David Liu ise bir kimyagerdir ve biyomühendislik alanında çalışmalar yapmaktadır. 8 Temmuz 1973'te Kanada'da doğan Liu, kendisini moleküler biyoloji ve kimya alanında yetiştirmiş ve Harvard Üniversitesi'nde doktora yapmıştır. Liu'nun araştırmaları, proteinlerin yapısını ve fonksiyonlarını yönlendirmek ve değiştirmek için kullanılan yöntemler üzerine odaklanır.
Liu, CRISPR teknolojisinin geliştirilmesinde de önemli bir rol oynamıştır. Orijinal CRISPR-Cas9 sisteminin sınırlamalarını aşmak için yeni yöntemler ve araçlar geliştiren Liu, çeşitli protein mühendislik teknikleri kullanarak gen düzenlemeyi daha kesin ve etkili hale getirme çalışmaları yapmıştır. Bu çalışmaları, genetik hastalıkların tedavisi, bitki ve hayvanlarda genetik mühendislik ve biyolojik süreçlerin anlaşılması gibi birçok alanda önemli uygulamalar sunmaktadır.

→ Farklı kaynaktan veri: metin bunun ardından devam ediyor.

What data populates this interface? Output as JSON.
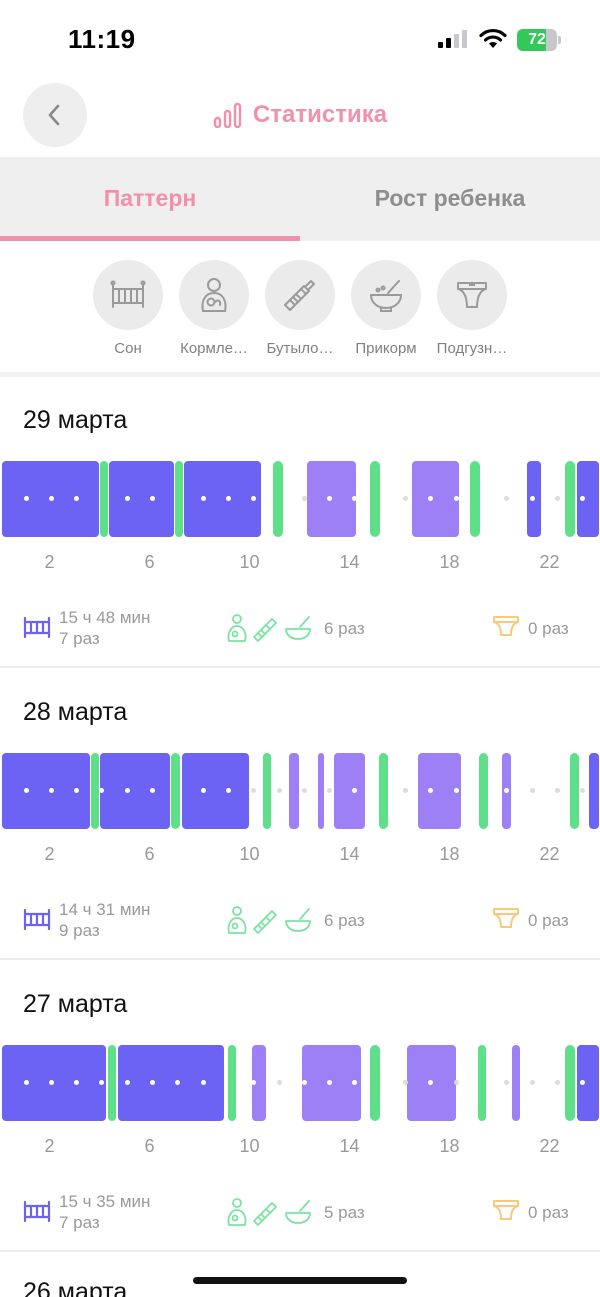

Jennifer Doudna ve David Liu gibi bilim insanları, genetik ve moleküler biyoloji alanında önemli katkılar yapmış ve gen düzenlemesi teknolojilerini geliştiren öncü isimlerdir. Çalışmaları, biyoteknoloji ve tıp alanında devrim niteliği taşımakta ve gelecekte daha birçok uygulamayı mümkün kılmaktadır.